Kenyan writer, Kenneth Binyavanga Wainaina, is dead
Acclaimed African writer from Kenya, Kenneth Binyavanga Wainaina, has passed on at the age of 48.
The renowned author, winner of the 2002 Caine Prize for African Writing, blogger and gay rights activist, according to Kwani Trust Chairman, Tom Maliti, on Wednesday said that the writer died a few minutes past 10pm at a Nairobi hospital.
He died of stroke.
This was not the first time Wainana suffered from a stroke. In November 2015, he appealed for help after suffering a stroke. He was admitted in the Intensive Care Unit at Karen Hospital and got discharged three weeks later, a source said.
Wainaina, an acclaimed African literary giant and founder of the Nairobi-based journal Kwani?, died after suffering a stroke, according to his family and sources at his Kwani Trust network.
It was Wainana’s short story Discovering Home that scooped the 2002 Caine Prize for African writing and in 2003 he was given an award by the Kenya Publisher’s Association in recognition of his services to Kenyan literature.
He is one of the most high-profile individuals to announce their gay sexuality in Africa having made the bold move in 2014 after publishing an article titled “I Am a Homosexual, Mum” that got Kenya, Africa and the world talking.
An excerpt from the piece relieved him of his closely guarded secret as he let the world know through a re-imagination of his mother’s last days as she lay on her deathbed.
“Never, mum. I did not trust you, mum. And. I. Pulled air hard and balled it down into my navel, and let it out slow and firm, clean and without bumps out of my mouth, loud and clear over a shoulder, into her ear. “I am a homosexual, mum.”
He later tweeted that, “I am, for anybody confused or in doubt, a homosexual.

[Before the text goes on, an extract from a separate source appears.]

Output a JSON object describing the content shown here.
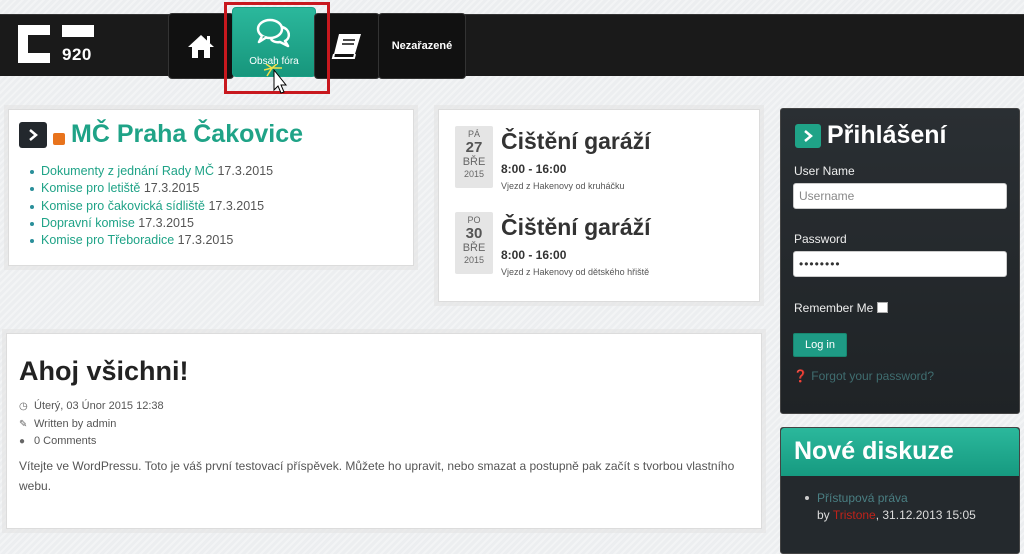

Gay, and quite happy,” putting to rest the debate the article stirred.
That same year, Time magazine named him as one of the “Most Influential People in the World” in its annual TIME 100.
The celebrated author first had his eyes set on a lucrative accounting career before settling on literature.
He moved to South Africa after transferring his credits from the University of Nairobi, where he was studying for a Bachelor’s of Education degree, to the University of Transkei to study commerce.
However, he never completed the degree.
Struggling to make ends meet as a young man in a foreign country, he began to run a restaurant business.
Later, he started writing food and travel articles for the Weekend Argus.
“I was fortunate to reside in a country that is very annoying to live in,” Binyavanga says of South Africa.
Born in Nakuru’s Milimani, Binyavanga says he was a timid and shy child.
“But I feel like now my season is beginning, in this continent called mine, and I am an African; I want no space to not welcome me,” he said while speaking at TED Talks in 2015.
His confession of being homosexual caught many by surprise.
“I am not afraid to talk. In fact, I am doing a documentary on it because this thing must be discussed. Kenyans should discuss it in all platforms but not before they hear the full story,” he said.
And as people were still grappling with this news, he revealed in a tweet on December 1, 2016 — during World Aids Day — that he was HIV positive.
“What I said (in a tweet) is true. I’m HIV positive and happy! That is all I can say,” he said.